The funeral home had hired Anthony Stephens as a funeral director and during six years of his employment he presented himself as a man, and in fact all his employment records, including his mortuary science license, listed him as male. All went well until 2013 when Stephens notified his employer that he now identified as a female — and went from Anthony to Aimee — and that he intended to have sex-reassignment surgery and that to qualify he had to live, dress, and act as a woman for a year.

Thus, he told the funeral home his plan was to present himself and dress as a woman when dealing with families as part of his job. The owner then, after consulting with an attorney, told Stephens that this would not work out and offered him a financial settlement in a severance package. Stephens declined the offer.

The Equal Employment Opportunity Commission then took Stephens’ complaint and filed suit in federal court over his “discharge” due to “sex and gender identity.” The district court ruled in favor of the funeral home, stating that the termination “was due to [Stephens’] transgender status or gender identity [and] those are not protected classes” under the Civil Rights Act.

The appeals court saw it otherwise, ruling that employers engage in “unlawful sex stereotyping when they administer sex-specific policies according to their employees’ sex instead of their gender identity.” Thus, according to the funeral home’s brief, “The Sixth Circuit then judicially amended the word ‘sex’ in Title VII [the Civil Rights Act] to mean ‘gender identity’ and held that ‘discrimination on the basis of transgender . . . status violates Title VII’.”
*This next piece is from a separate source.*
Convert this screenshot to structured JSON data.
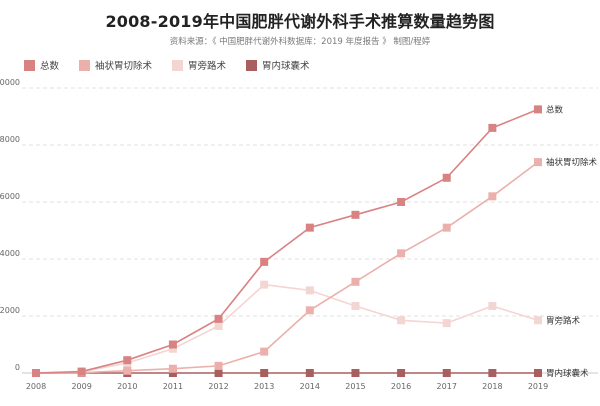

This case has the potential to elicit a broad opinion from the court; however, it must be noted that in most cases courts tend to try to rule as narrowly as possible. It will be interesting to see if the court gives any deference to the funeral home’s argument that Stephens’ newfound wardrobe might be a bit too much for grieving families to bear.
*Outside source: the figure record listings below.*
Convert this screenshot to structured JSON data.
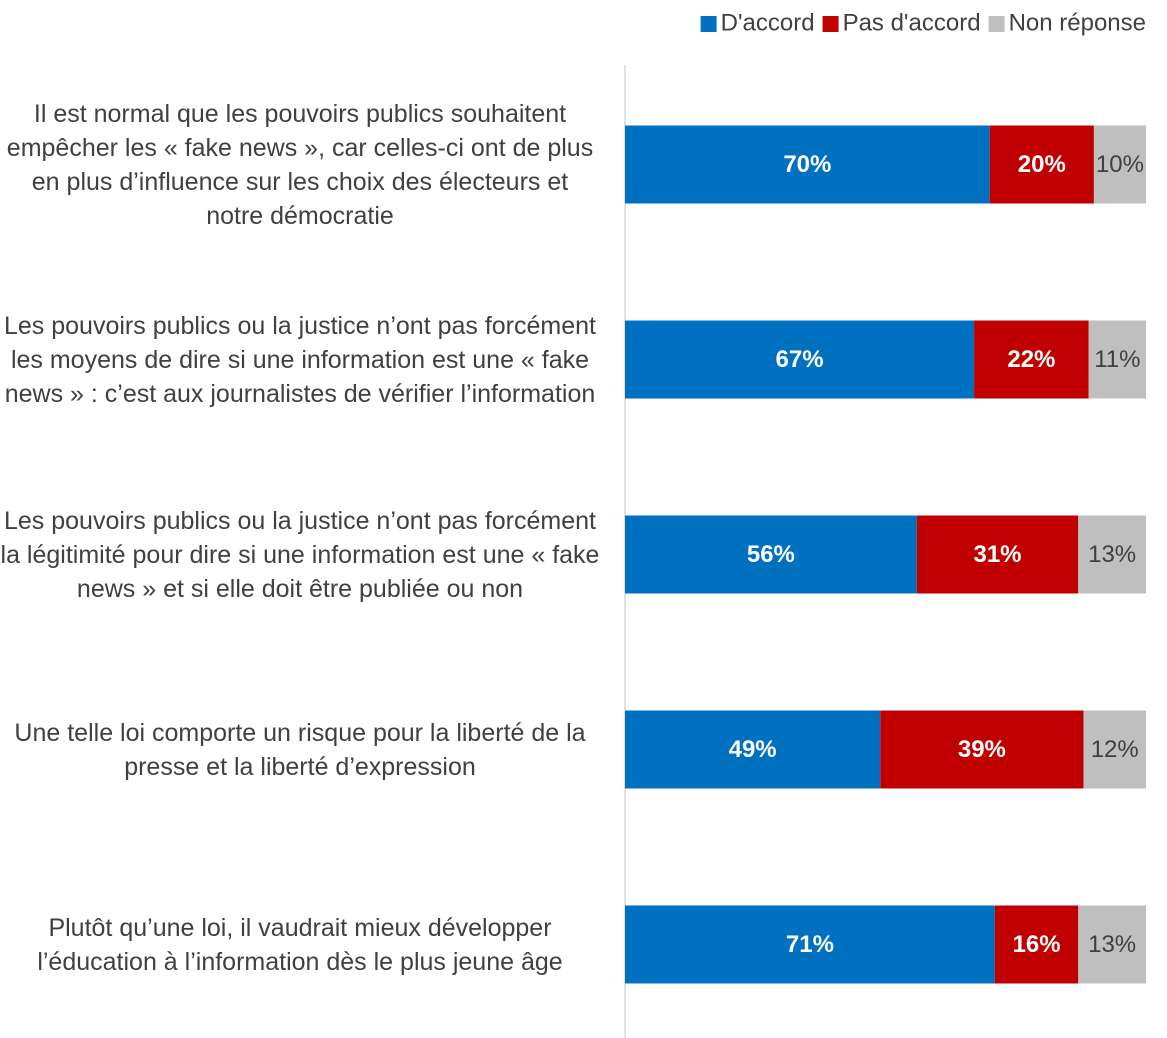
{
  "chart_data": {
    "type": "stacked-bar-horizontal",
    "categories": [
      "Il est normal que les pouvoirs publics souhaitent empêcher les « fake news », car celles-ci ont de plus en plus d’influence sur les choix des électeurs et notre démocratie",
      "Les pouvoirs publics ou la justice n’ont pas forcément les moyens de dire si une information est une « fake news » : c’est aux journalistes de vérifier l’information",
      "Les pouvoirs publics ou la justice n’ont pas forcément la légitimité pour dire si une information est une « fake news » et si elle doit être publiée ou non",
      "Une telle loi comporte un risque pour la liberté de la presse et la liberté d’expression",
      "Plutôt qu’une loi, il vaudrait mieux développer l’éducation à l’information dès le plus jeune âge"
    ],
    "series": [
      {
        "name": "D'accord",
        "color": "#0070c0",
        "values": [
          70,
          67,
          56,
          49,
          71
        ],
        "value_labels": [
          "70%",
          "67%",
          "56%",
          "49%",
          "71%"
        ]
      },
      {
        "name": "Pas d'accord",
        "color": "#c00000",
        "values": [
          20,
          22,
          31,
          39,
          16
        ],
        "value_labels": [
          "20%",
          "22%",
          "31%",
          "39%",
          "16%"
        ]
      },
      {
        "name": "Non réponse",
        "color": "#bfbfbf",
        "values": [
          10,
          11,
          13,
          12,
          13
        ],
        "value_labels": [
          "10%",
          "11%",
          "13%",
          "12%",
          "13%"
        ]
      }
    ],
    "xlim": [
      0,
      100
    ],
    "legend": "top-right"
  }
}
On the other hand, the Zarda case might not be as sweeping since there was a dispute as to the reason for the firing, unlike the funeral home’s termination of Stephens. There’s also the fact that during the pendency of the case Mr. Zarda himself was killed in a skydiving accident and his executor was allowed to replace him as a party.

We’ll keep watching to see how these cases are decided. The ramifications for issues of gender identity could be profound.